In 2019, the SC passed about 1,300 judgments, filling 17 volumes of law journals. In 2020, the output was about 800, though the noise the court created for wrong reasons was far above its performance
The year that is coming to a close began with the judges and lawyers of the Supreme Court worrying about the milling crowds in the court rooms, obstructing even arguing counsel from reaching the well. Within three months, however, the whole complex was emptied and sanitised, and it looked like a ghost campus. Justice became truly virtual.
Last year, the court passed about 1,300 judgments, filling 17 volumes of law journals. This year, the output was about 800, though the noise the court created for wrong reasons was far above its performance.
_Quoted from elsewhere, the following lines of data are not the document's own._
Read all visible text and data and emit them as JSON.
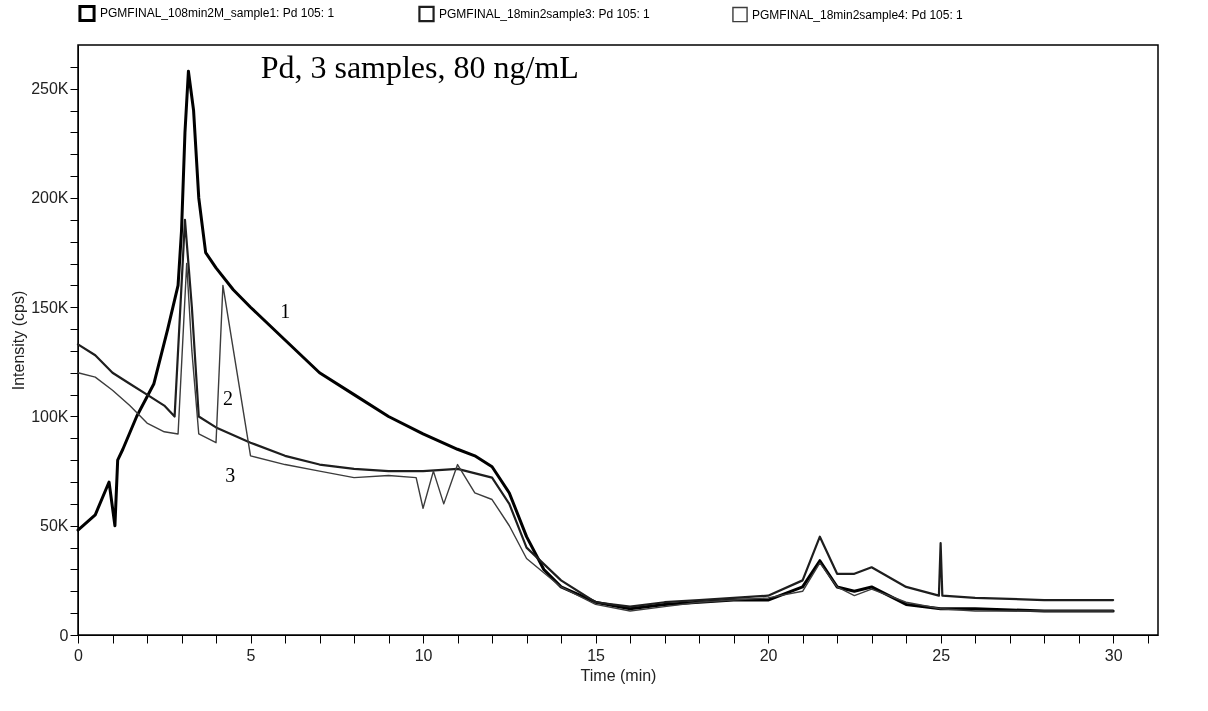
{
  "chart_data": {
    "type": "line",
    "title": "Pd, 3 samples, 80 ng/mL",
    "xlabel": "Time (min)",
    "ylabel": "Intensity (cps)",
    "xlim": [
      0,
      31.3
    ],
    "ylim": [
      0,
      270000
    ],
    "xticks": [
      0,
      {
        "value": 1,
        "label": null
      },
      {
        "value": 2,
        "label": null
      },
      {
        "value": 3,
        "label": null
      },
      {
        "value": 4,
        "label": null
      },
      5,
      {
        "value": 6,
        "label": null
      },
      {
        "value": 7,
        "label": null
      },
      {
        "value": 8,
        "label": null
      },
      {
        "value": 9,
        "label": null
      },
      10,
      {
        "value": 11,
        "label": null
      },
      {
        "value": 12,
        "label": null
      },
      {
        "value": 13,
        "label": null
      },
      {
        "value": 14,
        "label": null
      },
      15,
      {
        "value": 16,
        "label": null
      },
      {
        "value": 17,
        "label": null
      },
      {
        "value": 18,
        "label": null
      },
      {
        "value": 19,
        "label": null
      },
      20,
      {
        "value": 21,
        "label": null
      },
      {
        "value": 22,
        "label": null
      },
      {
        "value": 23,
        "label": null
      },
      {
        "value": 24,
        "label": null
      },
      25,
      {
        "value": 26,
        "label": null
      },
      {
        "value": 27,
        "label": null
      },
      {
        "value": 28,
        "label": null
      },
      {
        "value": 29,
        "label": null
      },
      30,
      {
        "value": 31,
        "label": null
      }
    ],
    "yticks": [
      0,
      {
        "value": 10000,
        "label": null
      },
      {
        "value": 20000,
        "label": null
      },
      {
        "value": 30000,
        "label": null
      },
      {
        "value": 40000,
        "label": null
      },
      {
        "value": 50000,
        "label": "50K"
      },
      {
        "value": 60000,
        "label": null
      },
      {
        "value": 70000,
        "label": null
      },
      {
        "value": 80000,
        "label": null
      },
      {
        "value": 90000,
        "label": null
      },
      {
        "value": 100000,
        "label": "100K"
      },
      {
        "value": 110000,
        "label": null
      },
      {
        "value": 120000,
        "label": null
      },
      {
        "value": 130000,
        "label": null
      },
      {
        "value": 140000,
        "label": null
      },
      {
        "value": 150000,
        "label": "150K"
      },
      {
        "value": 160000,
        "label": null
      },
      {
        "value": 170000,
        "label": null
      },
      {
        "value": 180000,
        "label": null
      },
      {
        "value": 190000,
        "label": null
      },
      {
        "value": 200000,
        "label": "200K"
      },
      {
        "value": 210000,
        "label": null
      },
      {
        "value": 220000,
        "label": null
      },
      {
        "value": 230000,
        "label": null
      },
      {
        "value": 240000,
        "label": null
      },
      {
        "value": 250000,
        "label": "250K"
      },
      {
        "value": 260000,
        "label": null
      }
    ],
    "grid": false,
    "legend": "top",
    "marker": "none",
    "annotations": [
      "1",
      "2",
      "3"
    ],
    "series": [
      {
        "name": "PGMFINAL_108min2M_sample1: Pd 105: 1",
        "color": "#000000",
        "x": [
          0,
          0.5,
          0.9,
          1.07,
          1.15,
          1.3,
          1.7,
          2.2,
          2.6,
          2.9,
          3.0,
          3.1,
          3.2,
          3.35,
          3.5,
          3.7,
          4.0,
          4.5,
          5,
          6,
          7,
          8,
          9,
          10,
          11,
          11.5,
          12,
          12.5,
          13,
          13.5,
          14,
          15,
          16,
          17,
          18,
          19,
          20,
          21,
          21.5,
          22,
          22.5,
          23,
          23.5,
          24,
          25,
          26,
          28,
          30
        ],
        "values": [
          48000,
          55000,
          70000,
          50000,
          80000,
          85000,
          100000,
          115000,
          140000,
          160000,
          185000,
          230000,
          258000,
          240000,
          200000,
          175000,
          168000,
          158000,
          150000,
          135000,
          120000,
          110000,
          100000,
          92000,
          85000,
          82000,
          77000,
          65000,
          45000,
          30000,
          22000,
          15000,
          12000,
          14000,
          15000,
          16000,
          16000,
          22000,
          34000,
          22000,
          20000,
          22000,
          18000,
          14000,
          12000,
          12000,
          11000,
          11000
        ]
      },
      {
        "name": "PGMFINAL_18min2sample3: Pd 105: 1",
        "color": "#1e1e1e",
        "x": [
          0,
          0.5,
          1,
          1.5,
          2,
          2.5,
          2.8,
          3.1,
          3.3,
          3.5,
          4,
          5,
          6,
          7,
          8,
          9,
          10,
          11,
          12,
          12.5,
          13,
          14,
          15,
          16,
          17,
          18,
          19,
          20,
          21,
          21.5,
          22,
          22.5,
          23,
          24,
          24.95,
          25,
          25.05,
          26,
          28,
          30
        ],
        "values": [
          133000,
          128000,
          120000,
          115000,
          110000,
          105000,
          100000,
          190000,
          150000,
          100000,
          95000,
          88000,
          82000,
          78000,
          76000,
          75000,
          75000,
          76000,
          72000,
          60000,
          40000,
          25000,
          15000,
          13000,
          15000,
          16000,
          17000,
          18000,
          25000,
          45000,
          28000,
          28000,
          31000,
          22000,
          18000,
          42000,
          18000,
          17000,
          16000,
          16000
        ]
      },
      {
        "name": "PGMFINAL_18min2sample4: Pd 105: 1",
        "color": "#3c3c3c",
        "x": [
          0,
          0.5,
          1,
          1.5,
          2,
          2.5,
          2.9,
          3.15,
          3.3,
          3.5,
          4,
          4.2,
          5,
          6,
          7,
          8,
          9,
          9.8,
          10,
          10.3,
          10.6,
          11,
          11.5,
          12,
          12.5,
          13,
          14,
          15,
          16,
          17,
          18,
          19,
          20,
          21,
          21.5,
          22,
          22.5,
          23,
          24,
          25,
          26,
          28,
          30
        ],
        "values": [
          120000,
          118000,
          112000,
          105000,
          97000,
          93000,
          92000,
          170000,
          130000,
          92000,
          88000,
          160000,
          82000,
          78000,
          75000,
          72000,
          73000,
          72000,
          58000,
          75000,
          60000,
          78000,
          65000,
          62000,
          50000,
          35000,
          22000,
          14000,
          11000,
          13000,
          15000,
          16000,
          17000,
          20000,
          33000,
          22000,
          18000,
          21000,
          15000,
          12000,
          11000,
          11000,
          11000
        ]
      }
    ]
  }
}
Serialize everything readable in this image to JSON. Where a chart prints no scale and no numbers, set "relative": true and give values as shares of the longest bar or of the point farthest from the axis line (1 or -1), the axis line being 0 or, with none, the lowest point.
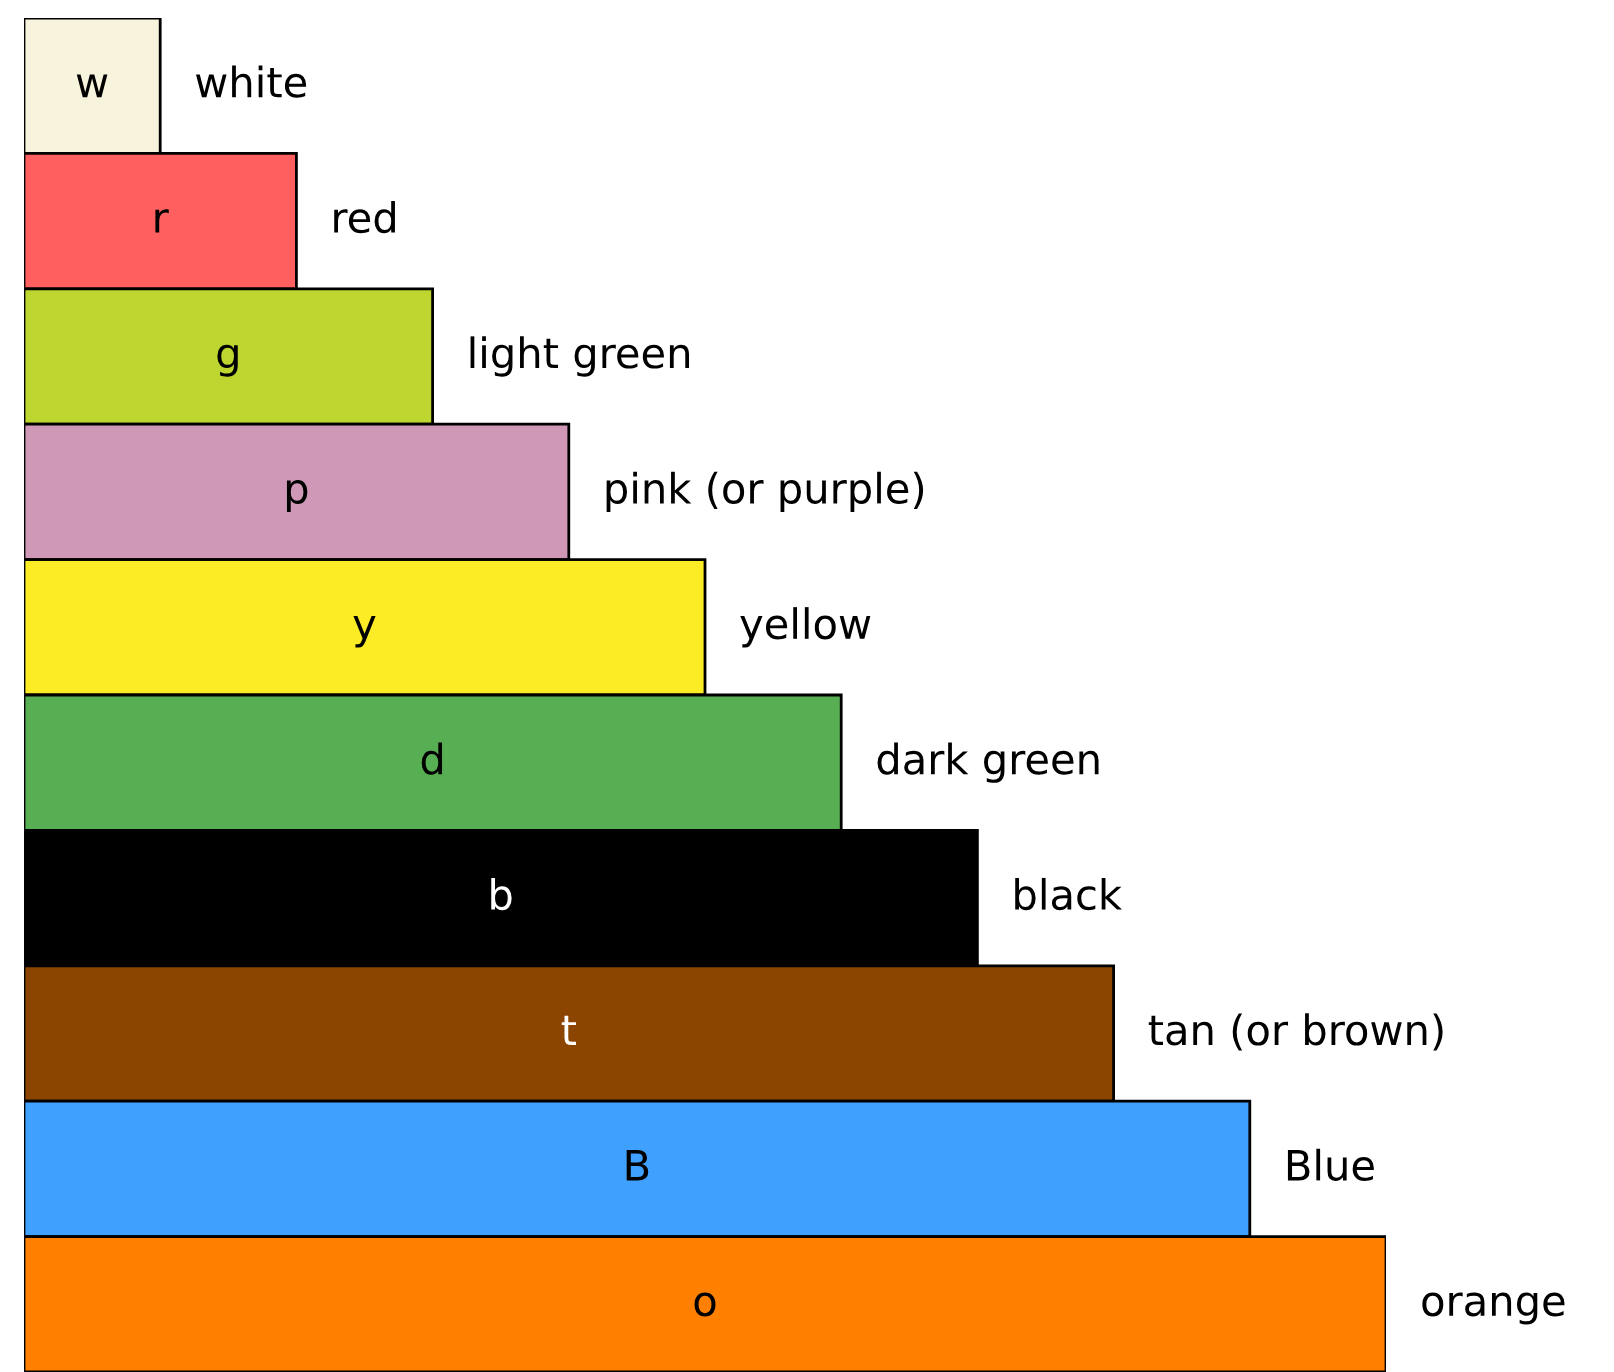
{
  "chart_data": {
    "type": "bar",
    "orientation": "horizontal",
    "relative": true,
    "categories": [
      "white",
      "red",
      "light green",
      "pink (or purple)",
      "yellow",
      "dark green",
      "black",
      "tan (or brown)",
      "Blue",
      "orange"
    ],
    "values": [
      0.1,
      0.2,
      0.3,
      0.4,
      0.5,
      0.6,
      0.7,
      0.8,
      0.9,
      1.0
    ],
    "annotations": [
      "w",
      "r",
      "g",
      "p",
      "y",
      "d",
      "b",
      "t",
      "B",
      "o"
    ],
    "colors": [
      "#f7f3dc",
      "#ff5f5f",
      "#bed62f",
      "#cf98b6",
      "#fbec26",
      "#58ae52",
      "#000000",
      "#8b4500",
      "#3fa0fe",
      "#ff8000"
    ]
  }
}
An analysis of the judgments delivered in the past months would show that it was acting more like a court of appeal rather than a constitutional court. Property suits, tenancy, appointments and promotions and criminal appeals were the main burden of the court.
There were few path-breaking judgments on the economic front, most of the issues apparently reserved for better days. The telecom companies had a nightmarish time when they were told to pay Adjusted Gross Revenue (AGR) dues worth Rs 1.47 lakh crore immediately. Their review petition was also rejected with the judges insisting on payment “by tonight”. Later they were partly relieved when allowed to pay in instalments. Cases like Tata vs Mistry, Sahara vs Sebi, extradition of Vijay Mallya appeared occasionally like hiccups. The court quashed the RBI order restricting cryptocurrency. The Constitution benches delivered only eight judgments. One declared that coop banks were covered by the Securities Act (Sarfaesi) and the other ruled that the Central government has complete authority to set the statutory minimum prices for sugar cane.
Sensitive cases like the validity of the scrapping of Article 370 of the Constitution, the Citizenship Act, and states challenging perceived assault on federalism were on the back burner. Instead, bail applications donned the cap of constitutional issues and produced long judgments. Normally, bail applications are disposed of in a few pages.
A short and decisive judgment in 1977 had laid down the formula pithily: “bail is the rule, jail exception”. It is hardly remembered by the judges these days. Thus, there are 196,861 bail applications from jails before various courts. In contrast, the appeal of media moghul Arnab Manoranjan Goswami was allowed on a holiday with a marathon 55-page oration divided into 11 sections. One was tantalisingly titled, “Human liberty and the role of courts”. There were reassuring lines like “human liberty is not the gift of a few.”. The Goswami decision was followed by an equally prolific judgement in the case of another media personality, Amish Devgan. One may recall late jurist Nani Palkhivala’s plea to the judges to write shorter judgments in view of the briefness of human life.
Apart from bail applications, another issue that blew up and agitated the court as well as the educated class was its contempt jurisdiction. Most democratic countries have abandoned it. British newspapers have called judges “Old Fools” in shrieking headlines and published their photos upside down to ridicule their judgments. But the judges and the Attorney General here easily take offence by humourous swipes at them or the political class. They preserve random tweets as evidence to show how they interfere with the administration of justice. The border between freedom of expression and contempt has become elastic. The one-rupee fine on activist lawyer Prashant Bhushan turned counterproductive. Now defiant stand-up comedians are also in line for trial.
These instances invited harsh criticism against the court, the likes of which had not been heard except after the lifting of the 1975 Emergency. The “last bastion” of democracy has fallen, lamented retired judges. Commentators alleged that the court had surrendered to the ruling establishment, citing a series of pro-government judgments and judicial remarks this year. Former chief justice Ranjan Gogoi was reviled for accepting a Rajya Sabha seat soon after the Ayodhya judgment in which the pro-Mandir petitioners got all they wanted. Another ex-judge Arun Misra had an unremittingly strained relationship with the bar, exacerbated by his eulogical remark that Prime Minister Narendra Modi was a “versatile genius and internationally acclaimed visionary”.
The year also had its lowlights. There was a writ petition that sought shorter, easy to read judgments. One demanded Bharat Ratna for Mahatma Gandhi. The court declined to deal with a habeas corpus petition on behalf of an elephant.
A member of a Christian sect in Kerala wants freedom from mandatory confession of sins before a priest. Petitions like these showed that the doors of the court are wide open, ready to receive more PILs in the troubled days to come.